For the past two weeks, I have been working on this scene in my weekly class to demonstrate one way of painting buildings. In the first demonstration, I washed in glazes, letting down the oil paints with copious amounts of “Zest-it”, as an underpainting for the buildings. You can see this thin paint on the left had side of the picture below. I have treated the sky and the distant church tower more immediately with thicker paint which should not need much modification later.

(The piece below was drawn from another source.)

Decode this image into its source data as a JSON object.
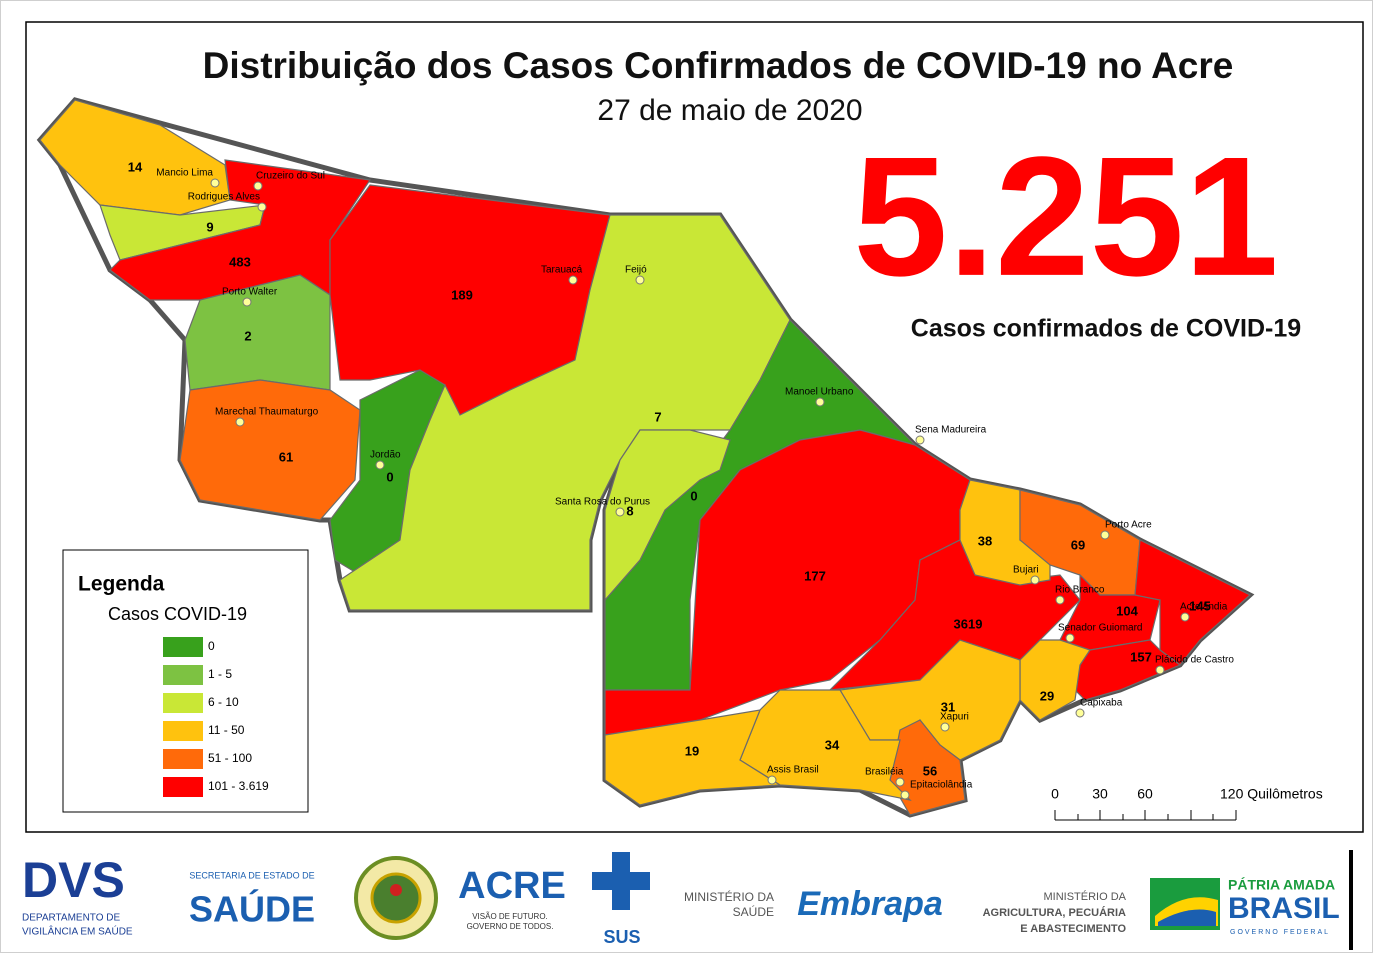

The passage on the right hand side shows the beginning of the overpainting. Not a lot of the underpainting is left, but just enough shows to give depth to the painted surface. The main value to me is that the thinned paint uses the white canvas to create lighter tones, just as one does in watercolour. This in turn means that the true colour remains, not deadened by white paint, so I am encouraged to use true colour for the second pass – more vibrant and alive. I used yellow to lighten my greens, reserving a blued white for the cottages themselves. I am a bit cross that I didn’t make my underpainting of the cottages darker, for then I would not have needed to repaint the wooden beams. Next week I shall work on the white cottages on the left.
One of the fascinating things to me with oil paint is that so many painters talk about how liberating it is to know that you can just paint over it if it’s wrong, and yet this layered underpainting technique creates fabulous effects, relying on not painting things out!